Henry may have been unlucky, but he was by no means alone - poor sanitation and primitive medical treatments, as well as infertility due to infections, venereal disesases and so on, meant that most people didn't reproduce like rabbits, even the aristocracy who had a better diet and living conditions.
posted by Rosie M. Banks at 10:04 AM on January 5, 2009 [1 favorite]


All her other pregnancies ended in miscarriages or were stillborn; there were no other living children.

Some of these children could have been male. Losing children, regardless of sex, was incredibly common back then. And I might be wrong, but I'm pretty sure that male infant mortality rates, even now, and in most species, are higher than female. I have no idea why or even if that's true, but internet sources of uncertain veracity back me up.
posted by PhoBWanKenobi at 10:48 AM on January 5, 2009


You will need to take into account that fecundity was not as constant as it is today so getting pregnant, and carrying it full term, would have been chancier. Women reached menarche later than they do today. Also, they didn't smoothly run through their monthly cycle of fertility and flux like their modern counterparts due to poor nutrition and stress from disease. While nobles would have had access to a better diet, they weren't busy making sure they were getting enough folic acid and avoiding small beer.
posted by Foam Pants at 11:53 AM on January 5, 2009


Best answer: Did you notice the Tudors & Medicine page of the Tudorswiki? The section called "King Henry's Medical Record" makes mention of "Chronic Headaches, bladder trouble & a possible tumor of the testicles" in 1528.

Interesting. At any rate, after his first marriage he was over 35, a factor in miscarriages. So if Catherine of Aragon had her own troubles with carrying a healthy child to term, and then the older Henry with his possible dodgy testicle, probable diabetes and general increasing ill health might have been the main reason for failures with his other wives - so he basically misses his window of opportunity. And let's not forget inbreeding. It seems that all his wives were related to him? The teenyweeny gene pool probably wasn't beneficial.

Just a thought: What if testicular deficiency due to a tumor or somesuch was responsible for his great weight gain? Hm.

And then, of course, the tender mercies of the doctors... lord only knows what measures they took to try help out with the whole male heir thing.

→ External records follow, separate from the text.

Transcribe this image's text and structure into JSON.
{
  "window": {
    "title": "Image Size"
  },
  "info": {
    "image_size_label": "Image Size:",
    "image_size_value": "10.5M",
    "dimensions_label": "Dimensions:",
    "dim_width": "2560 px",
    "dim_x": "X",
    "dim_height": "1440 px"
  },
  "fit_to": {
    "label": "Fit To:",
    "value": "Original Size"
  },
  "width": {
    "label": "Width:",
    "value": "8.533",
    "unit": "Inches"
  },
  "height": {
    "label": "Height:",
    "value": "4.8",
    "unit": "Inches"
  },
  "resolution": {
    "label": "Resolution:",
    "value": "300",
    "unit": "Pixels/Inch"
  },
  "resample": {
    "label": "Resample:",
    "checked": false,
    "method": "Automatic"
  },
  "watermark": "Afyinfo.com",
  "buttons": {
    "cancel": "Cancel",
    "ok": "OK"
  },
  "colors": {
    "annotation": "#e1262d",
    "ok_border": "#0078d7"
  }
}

Here's a similar question, btw: Possibility that Henry VIII was the cause of the high mortality of his offspring?
posted by taz at 11:54 AM on January 5, 2009 [2 favorites]


Sorry! That first link should have gone here!

There's another discussion over there that wanders into a lot of different theories about this, too.
posted by taz at 12:01 PM on January 5, 2009


I'm tentatively convinced there is a there there.

I can only sketchily recall an essay I read back in the late 80's to the effect that Elizabeth I was the 'Virgin Queen' not from any lack of desire or opportunity, but because she was physically incapable of having intercourse. I think it said she had consulted a surgeon about removing an impediment, but did not go forward with the operation.

If there was some kind of congenital, hereditary urethral problem, for example, I think it's conceivable it wouldn't hit females as hard as it did males, might worsen more for males at puberty, and might make it difficult for both males and females to have sex successfully.

On preview, interesting to read Henry VIII might have had bladder trouble; that would fit with urethral problems, perhaps.
posted by jamjam at 12:14 PM on January 5, 2009


The Times has one of their very quick health articles today: Are some men more likely to father boys? Apparently, "men carry a gene that determines the percentage of X and Y chromosomes in their sperm, and that the gene comes in three alleles, or versions. One produces mostly X chromosomes, another mostly Y, and the third yields equal numbers of both." So, it's possible he was more likely to father daughters than sons.